Wakacje nad Bałtykiem 2025. Czy można teraz kąpać się w morzu?
Dla wielu osób wyjazd nad Bałtyk to wakacyjna tradycja – złoty piasek, zachody słońca i oczywiście kąpiele w morzu. Jednak ci, którzy w ostatnich dniach dotarli na polskie wybrzeże, mogli poczuć się zaskoczeni, bowiem mimo słonecznej pogody, woda była zaskakująco zimna. Miejscami jej temperatura nie przekraczała 6-8 stopni Celsjusza.

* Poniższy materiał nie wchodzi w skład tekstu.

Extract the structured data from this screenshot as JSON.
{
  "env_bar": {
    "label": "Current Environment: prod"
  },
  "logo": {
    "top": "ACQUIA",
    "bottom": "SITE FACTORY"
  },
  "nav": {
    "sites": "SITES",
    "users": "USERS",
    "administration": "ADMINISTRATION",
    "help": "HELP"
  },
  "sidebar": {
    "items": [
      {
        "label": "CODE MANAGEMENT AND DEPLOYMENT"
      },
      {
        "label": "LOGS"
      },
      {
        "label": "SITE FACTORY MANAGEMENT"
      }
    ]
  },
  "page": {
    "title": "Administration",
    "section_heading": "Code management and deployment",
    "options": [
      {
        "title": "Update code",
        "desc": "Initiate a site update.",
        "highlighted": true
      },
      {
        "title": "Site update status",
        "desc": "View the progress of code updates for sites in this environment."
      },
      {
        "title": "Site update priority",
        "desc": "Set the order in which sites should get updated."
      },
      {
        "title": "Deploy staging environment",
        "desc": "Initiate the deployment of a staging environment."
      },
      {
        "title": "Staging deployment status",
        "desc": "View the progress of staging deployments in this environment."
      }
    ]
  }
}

Czy więc w takiej sytuacji można się kąpać? Teoretycznie tak, ale należy zachować dużą ostrożność. Ratownicy ostrzegają przed wchodzeniem do morza bez wcześniejszego schłodzenia ciała, a osoby wrażliwe na zimno – zwłaszcza dzieci i seniorzy – powinny raczej unikać kontaktu z taką wodą. Dodatkowo warto pamiętać, że choć kąpiel w zimnej wodzie może wydawać się orzeźwiająca, to przy takich temperaturach organizm może szybko doznać szoku termicznego, który jest groźny dla zdrowia.
Upwelling nad Bałtykiem. Turyści nie mieli pojęcia
Za nietypowe zjawisko, o którym pisaliśmy powyżej odpowiada upwelling, czyli proces wynoszenia zimnych, głębinowych wód na powierzchnię. W Bałtyku może dochodzić do takich sytuacji gdy silne wiatry wieją wzdłuż wybrzeża z południowego wschodu lub południa - od lądu. Tym samym powoduje to odsuwanie się ciepłej wody od brzegu, a w jej miejsce napływa ta zima z dna morza. Efekt? Drastyczny spadek temperatur wody w krótkim czasie. Zdarza się, że jednego dnia woda ma 17 stopni Celsjusza, a kolejnego już tylko 6.